Bunu düşünen tek ben değilmişim. En iyisi anlamamazlıktan gelmek.

Masumca Aras'a baktım.

"Ne demişim?"

Aras üzerime doğru yürümeye başladı.

"Bir şey dedin bana."

O bana doğru yürüdükçe ben geriye doğru yürüyordum.

"Ne dedim ki?"

Geri geri yürürken yatağa takılmamla olduğum yerde durdum. Kaçacak yerim kalmamıştı. Ben de pes ettim.

"Aşkım dedim."

Aras sakince bana yaklaşıp belimi tutarak kendine çekti. Savunmamı yapmaya başladım.
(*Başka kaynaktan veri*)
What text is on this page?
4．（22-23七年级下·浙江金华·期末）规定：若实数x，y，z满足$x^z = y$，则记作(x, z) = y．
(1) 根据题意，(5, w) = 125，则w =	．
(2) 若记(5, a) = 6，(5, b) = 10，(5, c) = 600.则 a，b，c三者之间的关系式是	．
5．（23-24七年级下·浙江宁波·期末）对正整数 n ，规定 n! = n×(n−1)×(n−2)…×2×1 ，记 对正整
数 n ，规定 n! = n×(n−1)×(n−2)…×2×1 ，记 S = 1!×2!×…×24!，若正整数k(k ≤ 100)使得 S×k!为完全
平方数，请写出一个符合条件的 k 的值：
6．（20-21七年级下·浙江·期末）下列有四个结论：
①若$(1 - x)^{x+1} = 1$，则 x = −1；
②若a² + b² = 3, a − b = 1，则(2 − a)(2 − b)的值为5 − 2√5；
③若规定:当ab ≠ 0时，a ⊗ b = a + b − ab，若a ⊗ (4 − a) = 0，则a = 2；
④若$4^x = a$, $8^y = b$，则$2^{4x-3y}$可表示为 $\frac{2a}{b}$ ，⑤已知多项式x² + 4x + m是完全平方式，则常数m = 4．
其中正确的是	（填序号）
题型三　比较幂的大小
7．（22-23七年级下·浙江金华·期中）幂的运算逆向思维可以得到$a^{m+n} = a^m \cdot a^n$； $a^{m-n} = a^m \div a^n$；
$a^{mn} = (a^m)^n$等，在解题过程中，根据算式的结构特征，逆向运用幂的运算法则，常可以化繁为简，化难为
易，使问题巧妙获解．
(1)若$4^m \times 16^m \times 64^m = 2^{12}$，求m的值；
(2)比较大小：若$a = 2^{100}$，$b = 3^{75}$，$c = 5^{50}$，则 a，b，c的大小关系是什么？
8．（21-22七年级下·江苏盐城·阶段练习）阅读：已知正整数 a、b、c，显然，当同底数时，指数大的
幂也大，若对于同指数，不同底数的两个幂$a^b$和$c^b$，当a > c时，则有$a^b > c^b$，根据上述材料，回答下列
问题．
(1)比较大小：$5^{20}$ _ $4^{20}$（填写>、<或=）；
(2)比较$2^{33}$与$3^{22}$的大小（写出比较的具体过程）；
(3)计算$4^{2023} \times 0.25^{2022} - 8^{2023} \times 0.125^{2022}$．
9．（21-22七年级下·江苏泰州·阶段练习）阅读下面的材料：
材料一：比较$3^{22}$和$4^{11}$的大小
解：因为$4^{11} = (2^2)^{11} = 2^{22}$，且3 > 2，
"Neden bu kadar şaşırdın? Aşkım değil misin?"

Kirpiklerimin arasından masumca Aras'a bakıyordum. Dudaklarını dudaklarıma yaklaşarak konuşmaya başladı.

"Öyle miyim?"

Her kelimesinde dudakları dudaklarıma değiyordu. Bakışlarımı gözlerine çevirdiğimde tutkuyla bana baktığını gördüm. Aynı bakışlarla karşılık verdim. Dudaklarımı dudaklarına mümkünmüş gibi iyice yaklaştırdım.

Usulca "öylesin" diye fısıldadım.

Birbirine oldukça yakın olan dudaklarımız Aras'ın hamlesiyle birbirine kavuştu.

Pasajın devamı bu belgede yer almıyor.